К губе повара точно прилипла сигарета. Он покуривает и неторопливо ведет рассказ:
— Шурин мой служил в Анкаре, в роте дворцовой охраны, так вот, значит, он рассказывал, как однажды в Чанкая [84] , на приеме у ныне покойного Ататюрка, собрались все главы государств… Упокойник, стало быть, устроил им в Чанкая знатный прием, и чего там только не было, угощения всякие, даже птичье молоко подавали… На приеме, конечно, присутствовали и Сафпе Айла, и Мюнир Нуреттин, и русалка Эфталья-Мефталья, словом, кого только там не было… Натурально, наши визири со своими визиршами, весь кабинет министров… Ну, ели, пили, шутили да смеялись, танцы разные устраивали. А как начали кофе пить, тут нежданно Муссолини… а есть такой, значит, Муссолини, гяур-неверный, тоже пил, ел, веселился… Только наш Ататюрк — умная голова, большой дипломат, он все заранее рассчитал. Вот, значит, этот Муссолини принял важную позу да возьми и скажи: «Желаем мы, дескать, чтоб Анталья [85] нашей была!»
84
Чанкая — бывшая загородная резиденция, впоследствии дворец президента Турецкой Республики Кемаля Ататюрка. Ныне музей Ататюрка.
85
Анталья — провинция на юге страны, на Средиземноморском побережье. После поражения Османской империи в первой мировой войне многие районы Турции были оккупированы войсками Антанты; провинция Анталья и прилегающие к ней области вплоть до города Конья были оккупированы итальянскими войсками.
— Послушай, чего ты мелешь, Муссолини сроду в Турции не был, — перебил его один из ткачей.
— Ладно тебе спорить, слушай и не мешай, — вступился за повара маленький толстый мастер.

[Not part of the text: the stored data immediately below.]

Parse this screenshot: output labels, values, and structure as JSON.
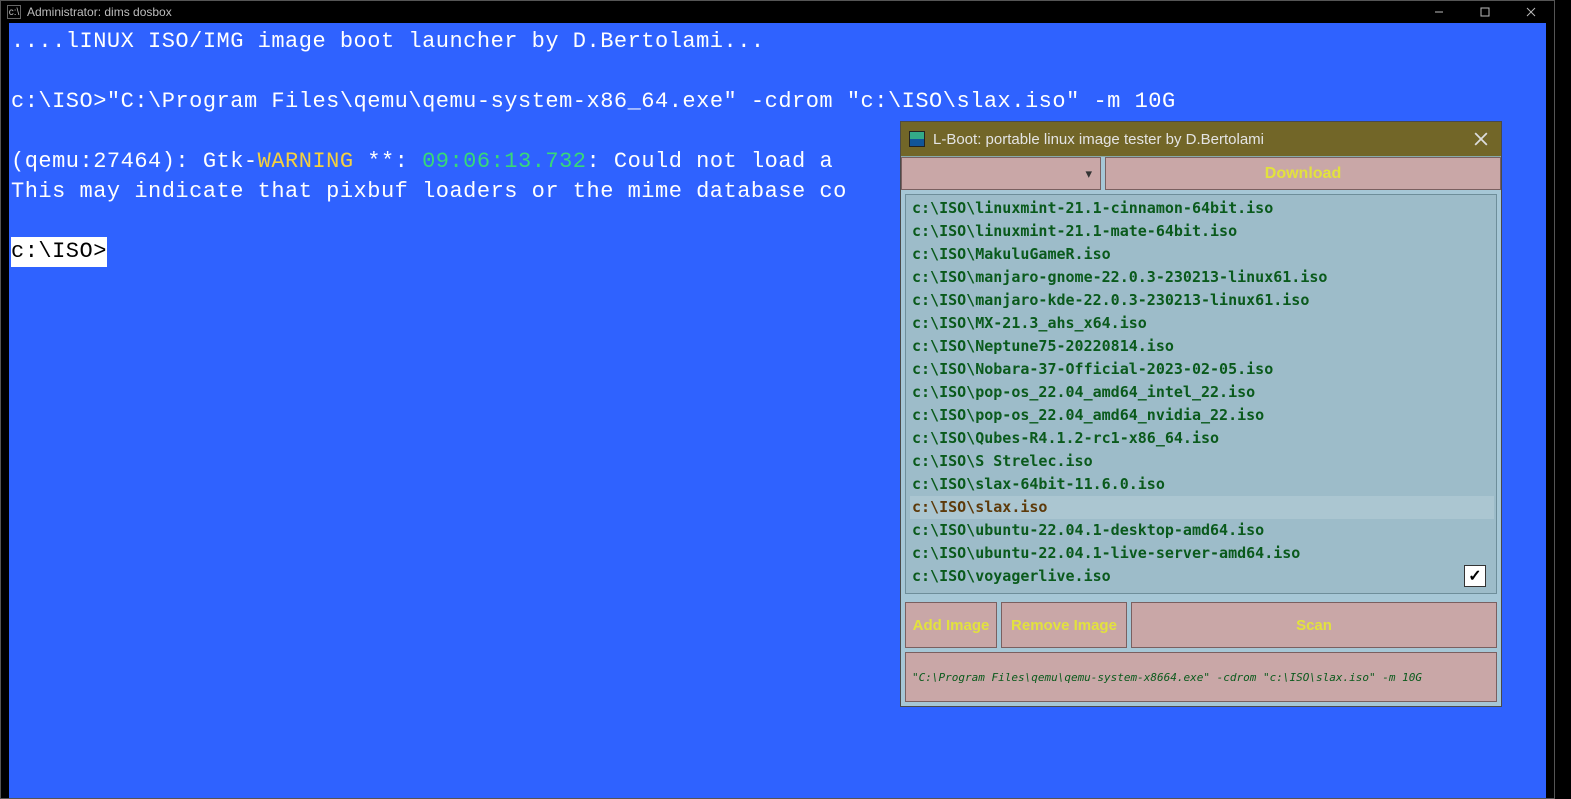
{
  "cmd": {
    "title": "Administrator:  dims dosbox",
    "banner": "....lINUX ISO/IMG image boot launcher by D.Bertolami...",
    "prompt1_prefix": "c:\\ISO>",
    "prompt1_cmd": "\"C:\\Program Files\\qemu\\qemu-system-x86_64.exe\" -cdrom \"c:\\ISO\\slax.iso\" -m 10G",
    "warn_prefix": "(qemu:27464): Gtk-",
    "warn_word": "WARNING",
    "warn_mid": " **: ",
    "warn_time": "09:06:13.732",
    "warn_rest": ": Could not load a ",
    "warn_line2": "This may indicate that pixbuf loaders or the mime database co",
    "prompt2": "c:\\ISO>"
  },
  "lboot": {
    "title": "L-Boot: portable linux image tester by D.Bertolami",
    "download_label": "Download",
    "dropdown_selected": "",
    "add_label": "Add Image",
    "remove_label": "Remove Image",
    "scan_label": "Scan",
    "checkbox_checked": true,
    "status": "\"C:\\Program Files\\qemu\\qemu-system-x8664.exe\" -cdrom \"c:\\ISO\\slax.iso\" -m 10G",
    "items": [
      {
        "path": "c:\\ISO\\linuxmint-21.1-cinnamon-64bit.iso"
      },
      {
        "path": "c:\\ISO\\linuxmint-21.1-mate-64bit.iso"
      },
      {
        "path": "c:\\ISO\\MakuluGameR.iso"
      },
      {
        "path": "c:\\ISO\\manjaro-gnome-22.0.3-230213-linux61.iso"
      },
      {
        "path": "c:\\ISO\\manjaro-kde-22.0.3-230213-linux61.iso"
      },
      {
        "path": "c:\\ISO\\MX-21.3_ahs_x64.iso"
      },
      {
        "path": "c:\\ISO\\Neptune75-20220814.iso"
      },
      {
        "path": "c:\\ISO\\Nobara-37-Official-2023-02-05.iso"
      },
      {
        "path": "c:\\ISO\\pop-os_22.04_amd64_intel_22.iso"
      },
      {
        "path": "c:\\ISO\\pop-os_22.04_amd64_nvidia_22.iso"
      },
      {
        "path": "c:\\ISO\\Qubes-R4.1.2-rc1-x86_64.iso"
      },
      {
        "path": "c:\\ISO\\S Strelec.iso"
      },
      {
        "path": "c:\\ISO\\slax-64bit-11.6.0.iso"
      },
      {
        "path": "c:\\ISO\\slax.iso",
        "selected": true
      },
      {
        "path": "c:\\ISO\\ubuntu-22.04.1-desktop-amd64.iso"
      },
      {
        "path": "c:\\ISO\\ubuntu-22.04.1-live-server-amd64.iso"
      },
      {
        "path": "c:\\ISO\\voyagerlive.iso"
      }
    ]
  }
}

— Наш шурин служил в роте охраны при дворце, он так рассказывал. За что купил, за то и продаю, — ответил повар.
— Не обращай внимания, что дальше-то было?

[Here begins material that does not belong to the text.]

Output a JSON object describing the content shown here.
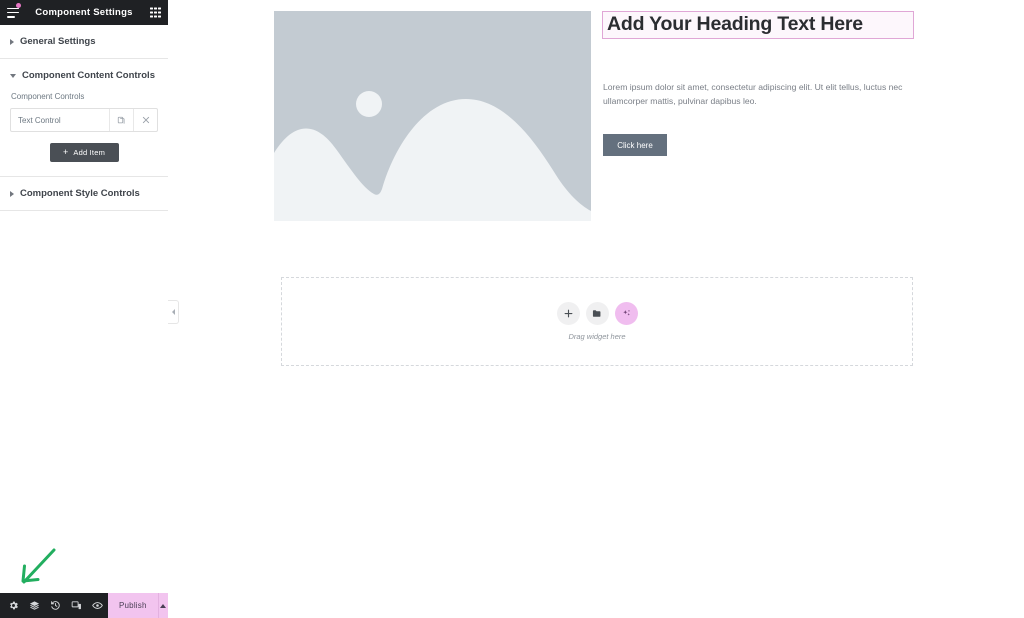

— Сказал он, значит: «Желаем, чтоб Анталья нашей стала!» Сразу вокруг все замолкли, гробовая тишина. Муха, кажись, пролети, все ее за самолет посчитают… Упокойник, наш Ататюрк, рассердился да как глянет на этого Муссолини — тот точно лист задрожал. Ататюрк и говорит ему: «Макаронщик ты, как есть макаронщик! Сиди смирно на своем месте, не рыпайся, не заводи меня понапрасну!..»
— О господи, аллах праведный! — воскликнул ткач Ильяс Докузчоджуклу. — А Муссолини чего ответил?
— А чего ему отвечать, он сидит, молчит, будто утерся…
— Да, упокойник человек был особый, чего бы о нем ни говорили. В человеке этом была сила пророка. Как ни суди, а в его времена за сахар двадцать восемь курушей платили, — вздохнув, сказал Ильяс.
— Платили, да разве ценили? Тогда тоже были такие, что нос воротили от этого сахара, все поминали, что при государе султане Хамиде за голову сахара платили две монеты по десять пара.